Sensitivity and specificity analysis of select biomarker panel in diagnosing RA
| Number of positive biomarkers* | Sensitivity (%) | Specificity (%) | PPV (%) | NPV (%) |
|---|---|---|---|---|
| ≥1 markers | 70 | 50 | 47 | 73 |
| ≥2 markers | 60 | 85 | 72 | 77 |
| ≥3 markers | 57 | 92 | 81 | 77 |
| ≥4 markers | 57 | 96 | 90 | 78 |
| ≥5 markers | 57 | 96 | 90 | 78 |
| CCP2 ELISA | 47 | ND | ND | ND |
Sera analysed PPVs were from patients with RA (n=30), SLE (n=23), PsA (n=9), gout (n=6) and healthy controls (n=10).
*Biomarker panel identified in online supplementary table S1.
CCP, cyclic citrullinated peptide; ND, not determined; NPV, negative predictive value; PPV, positive predictive value; PsA, psoriatic arthritis; RA, rheumatoid arthritis; SLE, systemic lupus erythematosus.

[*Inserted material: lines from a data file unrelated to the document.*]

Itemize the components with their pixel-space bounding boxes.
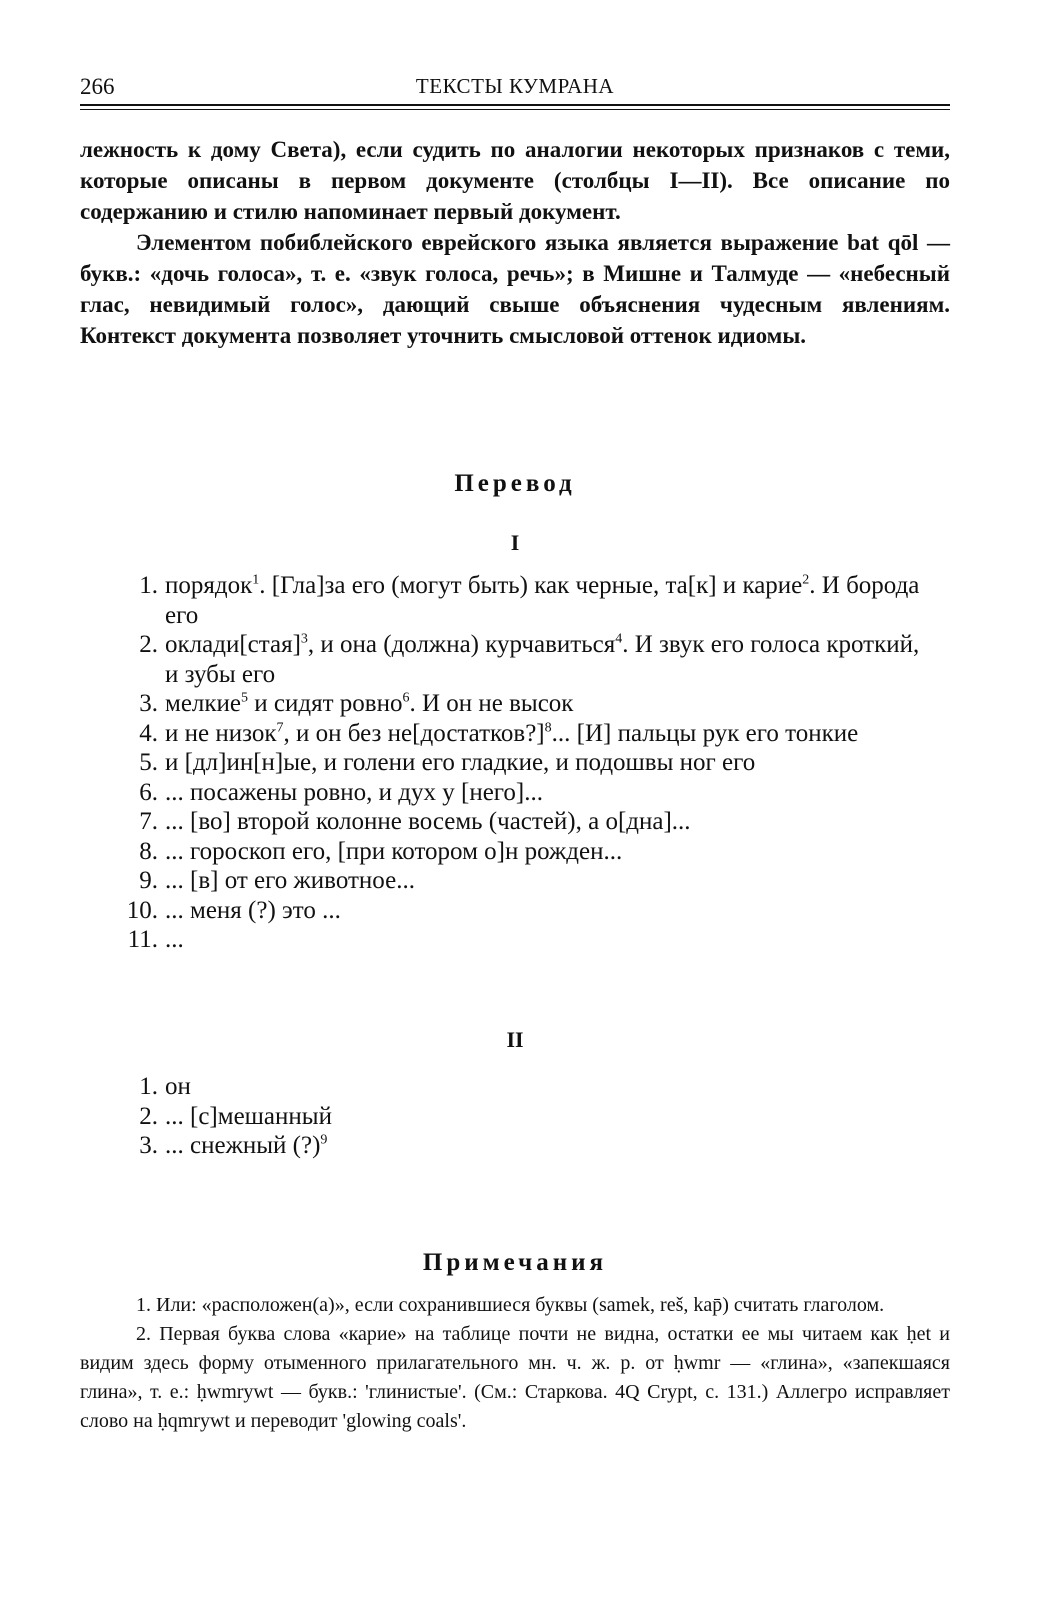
footnote-ref: 5 <box>241 690 249 706</box>
line-number: 3. <box>139 1132 158 1159</box>
line-text: . [Гла]за его (могут быть) как черные, та[к] и карие <box>259 572 803 599</box>
section-title-translation: Перевод <box>454 470 576 497</box>
line-text: ... снежный (?) <box>165 1132 321 1159</box>
page-header <box>80 74 950 104</box>
translation-line <box>120 748 920 778</box>
line-number: 2. <box>139 631 158 658</box>
translation-line <box>120 837 920 867</box>
footnote-ref: 6 <box>402 690 410 706</box>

Figure 3Anticitrullinated protein antibody (ACPA) reactivity in rheumatoid arthritis (RA) analysed by smoking status and possession of HLA-DRB1 shared epitope (SE) alleles. Using samples from the Epidemiological Investigation of RA cohort, the number of ACPAs and the ACPA score were determined for the following patient subsets: (A) anti-CCP+ RA patients, (B) anti-CCP− RA patients and (C) the top 50th percentile of anti-CCP− patients (based on ACPA score). The results are grouped by smoking and SE status: SE+sm+CCP+ (n=644), SE+sm−CCP+ (n=269), SE−sm+CCP+ (n=111), SE−sm−CCP+ (n=59), SE+sm+CCP− (n=190), SE+sm−CCP− (n=150), SE−sm+CCP− (n=163) and SE−sm−CCP− (n=121). Number of ACPAs was determined by analysis of reactivity to 16 antigens; positive reactivity was defined as three times that for the same antigen in sera from the healthy controls. ACPA score is determined for each sample by dividing each ACPA value by the mean ACPA value and taking the sum of this product for each ACPA. *p≤0.05, **p≤0.01 and ***p≤0.001 by one-way analysis of variance (ANOVA) and Dunnett's post hoc test. (D) ANOVA and Dunnett's post hoc test results for each combination of smoking, HLA-DRB1 SE alleles and anti-CCP status. CCP, cyclic citrullinated peptide.